Rising diagnoses in autism and SEMH (social, emotional and mental health needs) reflect both increased need and better awareness. But without system-wide reform, recognition alone won’t close the gap. The current system isn’t just creaking, it’s cracking under pressure.
What’s Driving All This? EPI’s Data Cuts Through the Noise
What sets this report apart is its forensic approach. EPI translates raw data into months of learning lost or gained, giving a clear, human sense of what the numbers mean. Whether it’s analysing six years of free school meal eligibility or adjusting for compositional changes in the EAL cohort, this is research that doesn’t just describe the problem. It reveals the levers we can pull to fix it.

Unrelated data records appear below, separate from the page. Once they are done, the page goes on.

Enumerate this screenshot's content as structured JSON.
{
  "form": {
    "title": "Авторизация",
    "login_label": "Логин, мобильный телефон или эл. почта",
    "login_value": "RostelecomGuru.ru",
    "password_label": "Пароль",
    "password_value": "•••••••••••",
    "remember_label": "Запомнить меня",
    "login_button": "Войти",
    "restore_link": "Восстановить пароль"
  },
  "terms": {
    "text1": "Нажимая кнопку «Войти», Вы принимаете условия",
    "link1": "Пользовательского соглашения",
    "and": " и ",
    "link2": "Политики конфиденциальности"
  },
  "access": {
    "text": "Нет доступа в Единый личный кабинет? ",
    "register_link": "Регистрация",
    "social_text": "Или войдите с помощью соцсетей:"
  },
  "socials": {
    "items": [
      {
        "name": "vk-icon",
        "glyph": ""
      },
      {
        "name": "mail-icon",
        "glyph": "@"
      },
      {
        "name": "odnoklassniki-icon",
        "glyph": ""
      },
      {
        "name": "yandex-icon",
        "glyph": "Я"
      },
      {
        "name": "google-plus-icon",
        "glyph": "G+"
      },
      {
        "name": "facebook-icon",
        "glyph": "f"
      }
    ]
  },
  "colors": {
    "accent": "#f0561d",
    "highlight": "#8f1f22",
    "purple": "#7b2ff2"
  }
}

A Final Word: Close the Gap, Change the Future
The EPI’s 2025 report doesn’t just diagnose a crisis. It offers a roadmap out of it. Want to narrow the attainment gap? Tackle school absence. Reform SEND. Level up regional funding. Target support early. There is no single solution, but there is a clear direction of travel.
Education is still the surest route to social mobility, but only if the system gives every child an equal shot. Right now, it doesn’t. But it could.